Cambricon’s tear is pretty indicative of China’s efforts to develop domestic alternatives to American semiconductors, given the escalating trade restrictions. Since 2022, the U.S. has banned exports of advanced AI chips—including Nvidia’s A100, H100, and H200—to China. But while Nvidia was able to get approval to sell its lower-performance H20 chip, designed specifically for the Chinese market, Beijing has raised security concerns and advised domestic companies to reduce their reliance on Nvidia products, which, in turn, has created opportunities for Chinese chipmakers.
As Bloomberg’s Rachel Yeo put it, Cambricon’s recent success is “one of the starkest signs yet of how China’s chipmakers are benefiting from a national drive to replace restricted Nvidia Corp. gear during a domestic AI development boom.”
Family business
Chen Tianshi and his older brother Chen Yunji founded Cambricon in 2016 as a spinoff from the Chinese Academy of Sciences, where both worked as researchers. The brothers were students in an elite program for gifted youth at the University of Science and Technology of China. Tianshi earned his bachelor’s degree in mathematics in 2005 and his doctorate in computer science in 2010, all before age 25.

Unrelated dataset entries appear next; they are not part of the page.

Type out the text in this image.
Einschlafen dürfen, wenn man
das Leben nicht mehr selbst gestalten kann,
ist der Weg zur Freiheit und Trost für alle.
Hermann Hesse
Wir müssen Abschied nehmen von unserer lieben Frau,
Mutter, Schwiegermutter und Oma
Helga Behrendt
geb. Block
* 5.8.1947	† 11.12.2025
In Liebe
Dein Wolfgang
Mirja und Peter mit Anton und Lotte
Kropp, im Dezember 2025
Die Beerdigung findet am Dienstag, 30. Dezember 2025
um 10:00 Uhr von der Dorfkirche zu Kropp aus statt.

Cambricon went public on Shanghai’s STAR Market in July 2020, with shares surging 230% on its debut. After seven consecutive years of annual losses through 2023, Cambricon achieved its first quarterly profit in late 2024.

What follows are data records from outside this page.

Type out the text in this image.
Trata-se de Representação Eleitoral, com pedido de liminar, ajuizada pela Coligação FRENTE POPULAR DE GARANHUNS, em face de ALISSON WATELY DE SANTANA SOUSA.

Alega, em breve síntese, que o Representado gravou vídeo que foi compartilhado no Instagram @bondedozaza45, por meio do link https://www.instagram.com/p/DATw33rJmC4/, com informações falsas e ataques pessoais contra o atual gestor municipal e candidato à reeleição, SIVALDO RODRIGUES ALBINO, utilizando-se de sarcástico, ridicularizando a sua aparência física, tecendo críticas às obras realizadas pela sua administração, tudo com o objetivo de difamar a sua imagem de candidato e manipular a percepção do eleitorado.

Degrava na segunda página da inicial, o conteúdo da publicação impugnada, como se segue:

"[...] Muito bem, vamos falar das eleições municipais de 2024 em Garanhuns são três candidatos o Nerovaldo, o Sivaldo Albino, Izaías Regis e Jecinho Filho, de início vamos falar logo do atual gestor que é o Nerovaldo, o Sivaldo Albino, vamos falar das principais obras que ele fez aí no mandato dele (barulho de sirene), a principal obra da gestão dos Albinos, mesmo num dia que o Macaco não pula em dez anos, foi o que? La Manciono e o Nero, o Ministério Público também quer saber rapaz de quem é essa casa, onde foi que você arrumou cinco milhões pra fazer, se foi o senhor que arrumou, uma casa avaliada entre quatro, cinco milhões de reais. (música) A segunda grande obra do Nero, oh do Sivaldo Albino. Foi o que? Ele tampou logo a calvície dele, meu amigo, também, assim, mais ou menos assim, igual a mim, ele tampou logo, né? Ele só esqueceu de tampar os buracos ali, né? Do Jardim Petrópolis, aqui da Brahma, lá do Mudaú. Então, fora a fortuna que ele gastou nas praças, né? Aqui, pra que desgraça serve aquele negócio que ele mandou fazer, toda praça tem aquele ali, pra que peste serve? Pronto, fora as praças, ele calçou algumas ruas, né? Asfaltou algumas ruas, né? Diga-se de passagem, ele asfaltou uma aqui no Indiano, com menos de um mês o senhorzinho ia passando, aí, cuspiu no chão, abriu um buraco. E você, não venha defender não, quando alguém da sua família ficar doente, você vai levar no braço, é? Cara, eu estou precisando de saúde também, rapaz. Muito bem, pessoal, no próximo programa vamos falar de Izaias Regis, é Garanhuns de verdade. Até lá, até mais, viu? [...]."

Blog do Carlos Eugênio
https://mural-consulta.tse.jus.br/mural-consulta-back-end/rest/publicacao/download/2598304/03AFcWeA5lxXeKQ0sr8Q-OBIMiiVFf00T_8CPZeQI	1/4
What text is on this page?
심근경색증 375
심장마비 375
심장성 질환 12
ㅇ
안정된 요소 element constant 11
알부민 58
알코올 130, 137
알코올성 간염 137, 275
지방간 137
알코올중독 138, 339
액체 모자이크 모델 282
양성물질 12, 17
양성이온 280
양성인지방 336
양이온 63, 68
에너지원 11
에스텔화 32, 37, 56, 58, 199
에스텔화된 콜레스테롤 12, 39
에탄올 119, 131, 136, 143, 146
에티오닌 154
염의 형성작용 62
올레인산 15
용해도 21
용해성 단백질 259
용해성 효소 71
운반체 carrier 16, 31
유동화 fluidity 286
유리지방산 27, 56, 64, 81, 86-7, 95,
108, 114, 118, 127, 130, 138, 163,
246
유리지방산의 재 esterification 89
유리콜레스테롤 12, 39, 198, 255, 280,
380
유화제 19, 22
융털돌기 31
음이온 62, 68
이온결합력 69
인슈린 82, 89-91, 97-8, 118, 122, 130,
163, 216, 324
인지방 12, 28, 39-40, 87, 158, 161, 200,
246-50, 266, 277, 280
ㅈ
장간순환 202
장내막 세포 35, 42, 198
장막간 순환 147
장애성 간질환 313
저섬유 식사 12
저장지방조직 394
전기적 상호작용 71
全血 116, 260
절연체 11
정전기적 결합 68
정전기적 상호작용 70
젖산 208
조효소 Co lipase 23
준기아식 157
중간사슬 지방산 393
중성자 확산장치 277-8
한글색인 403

Cambricon supplies AI chips to the biggest Chinese tech companies, including Alibaba, Tencent, and Baidu. In terms of competition, though, Huawei is the alpha dog in Chinese AI chips, shipping between 300,000 and 400,000 of its Ascend AI chips last year, compared with just north of 10,000 units from Cambricon. However, analysts say, Cambricon has the potential to deliver 80,000 units through the rest of 2025 and potentially double that in 2026.

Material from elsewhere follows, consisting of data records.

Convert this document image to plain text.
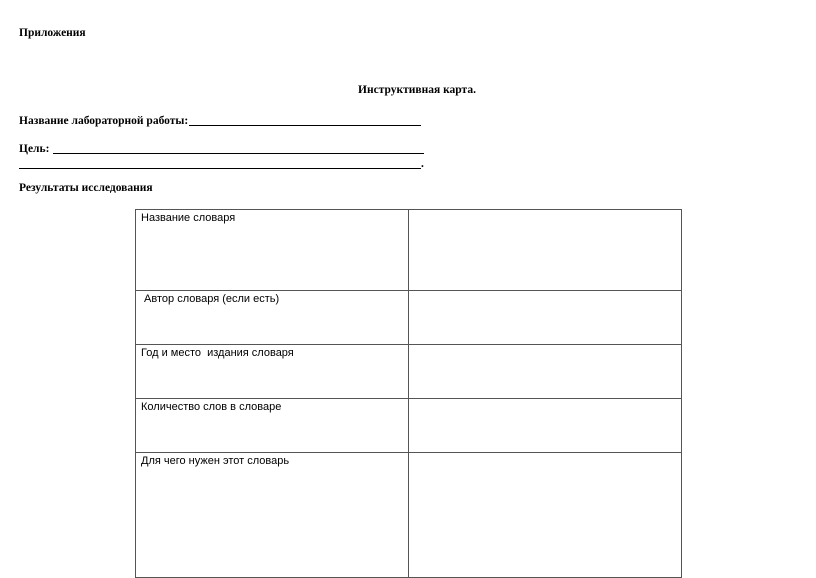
Приложения
Инструктивная карта.
Название лабораторной работы:
Цель:
.
Результаты исследования
Название словаря	
Автор словаря (если есть)	
Год и место  издания словаря	
Количество слов в словаре	
Для чего нужен этот словарь	
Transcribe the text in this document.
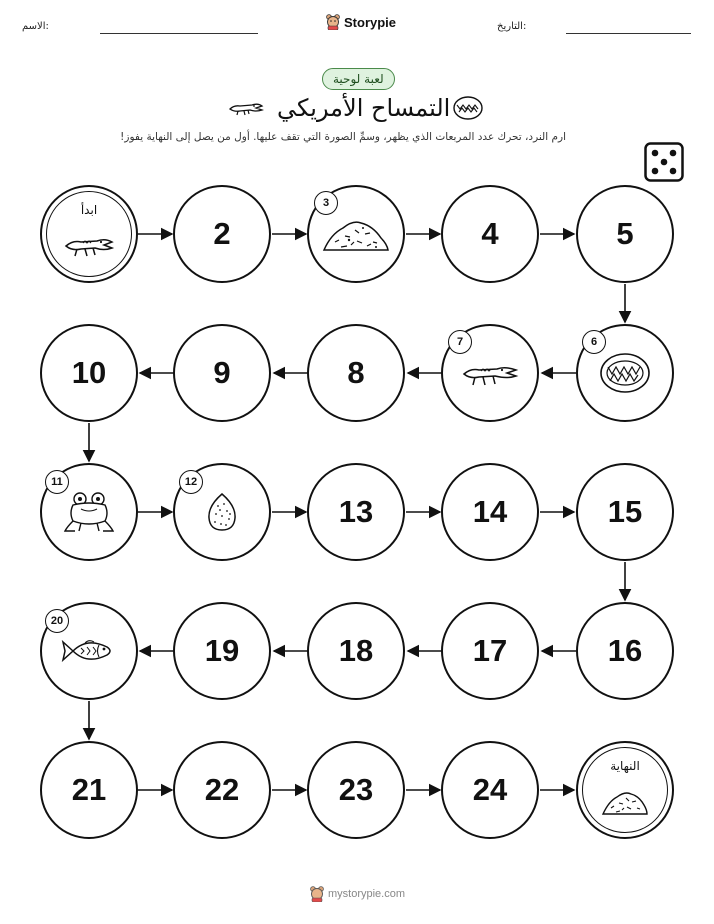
الاسم:	Storypie	التاريخ:
لعبة لوحية
التمساح الأمريكي
ارم النرد، تحرك عدد المربعات الذي يظهر، وسمِّ الصورة التي تقف عليها. أول من يصل إلى النهاية يفوز!
ابدأ
2
3
4	5
10	9	8
7	6
11	12
13	14	15
20
19	18	17	16
21	22	23	24
النهاية
mystorypie.com
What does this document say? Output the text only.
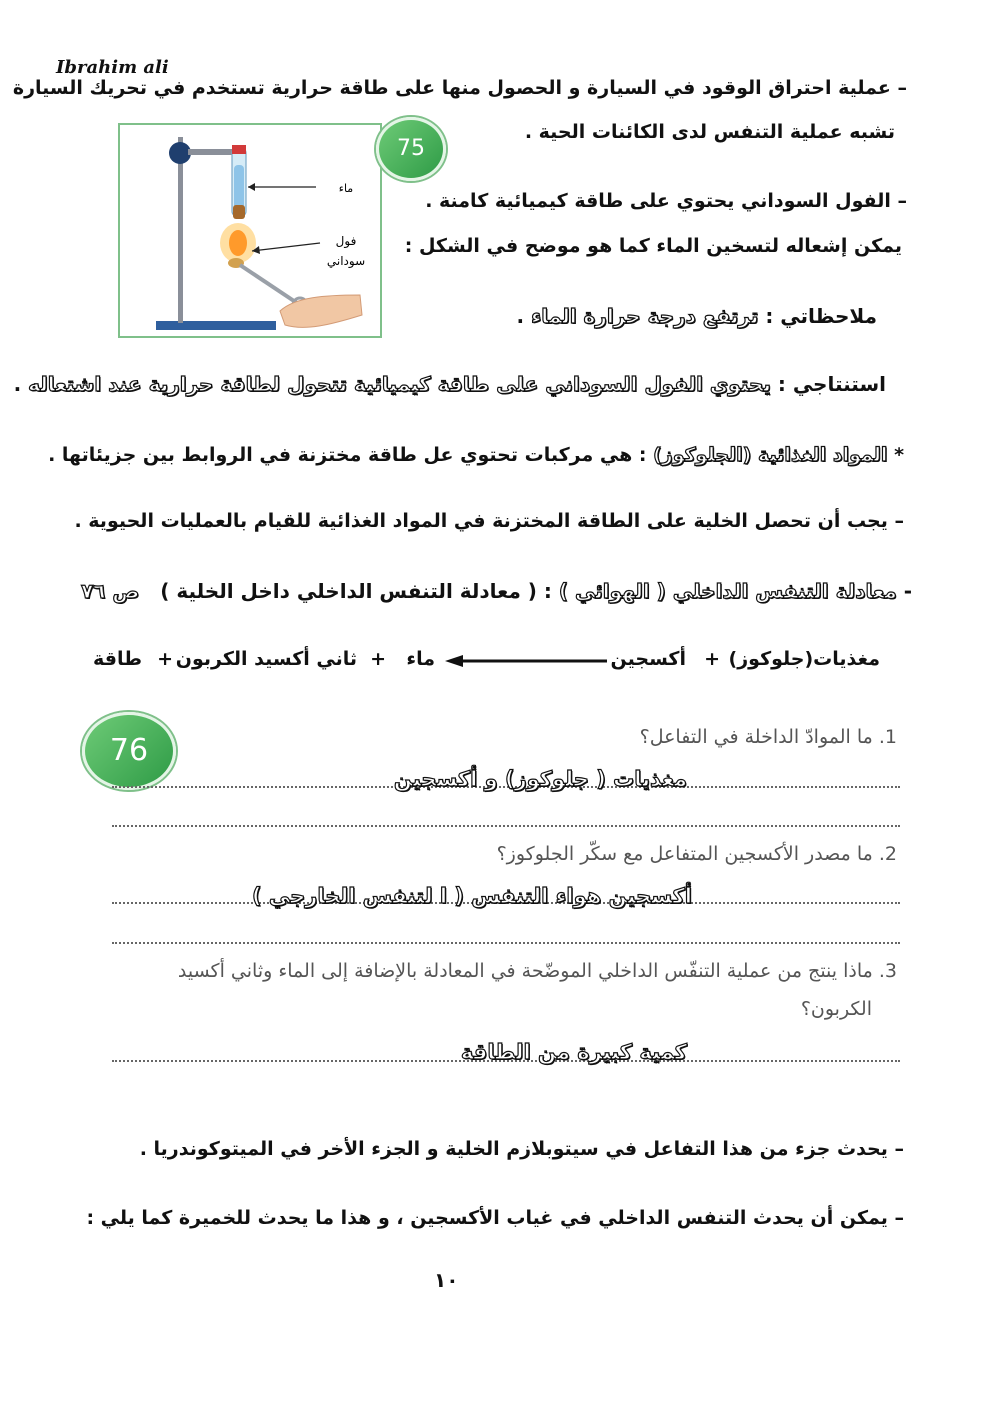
Ibrahim ali
– عملية احتراق الوقود في السيارة و الحصول منها على طاقة حرارية تستخدم في تحريك السيارة
تشبه عملية التنفس لدى الكائنات الحية .
– الفول السوداني يحتوي على طاقة كيميائية كامنة .
يمكن إشعاله لتسخين الماء كما هو موضح في الشكل :
ملاحظاتي : ترتفع درجة حرارة الماء .
استنتاجي : يحتوي الفول السوداني على طاقة كيميائية تتحول لطاقة حرارية عند اشتعاله .
ماء
فول
سوداني
75
* المواد الغذائية (الجلوكوز) : هي مركبات تحتوي عل طاقة مختزنة في الروابط بين جزيئاتها .
– يجب أن تحصل الخلية على الطاقة المختزنة في المواد الغذائية للقيام بالعمليات الحيوية .
- معادلة التنفس الداخلي ( الهوائي ) : ( معادلة التنفس الداخلي داخل الخلية ) ص ٧٦
مغذيات(جلوكوز)
+
أكسجين
ماء
+
ثاني أكسيد الكربون
+
طاقة
76	1. ما الموادّ الداخلة في التفاعل؟
مغذيات ( جلوكوز) و أكسجين
2. ما مصدر الأكسجين المتفاعل مع سكّر الجلوكوز؟
أكسجين هواء التنفس ( ا لتنفس الخارجي )
3. ماذا ينتج من عملية التنفّس الداخلي الموضّحة في المعادلة بالإضافة إلى الماء وثاني أكسيد
الكربون؟
كمية كبيرة من الطاقة
– يحدث جزء من هذا التفاعل في سيتوبلازم الخلية و الجزء الأخر في الميتوكوندريا .
– يمكن أن يحدث التنفس الداخلي في غياب الأكسجين ، و هذا ما يحدث للخميرة كما يلي :
١٠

But success won’t come easy: Cambricon was added to the U.S. Entity List in December 2022, restricting its access to American technology and advanced manufacturing processes. The company also faces production constraints and low chip yields, with analysts noting that its full-year capacity may not be sufficient to meet demand from even a single large client. The company also issued a risk warning to investors in August, acknowledging that its share price was significantly outpacing that of industry peers and that its valuation may have diverged from current fundamentals.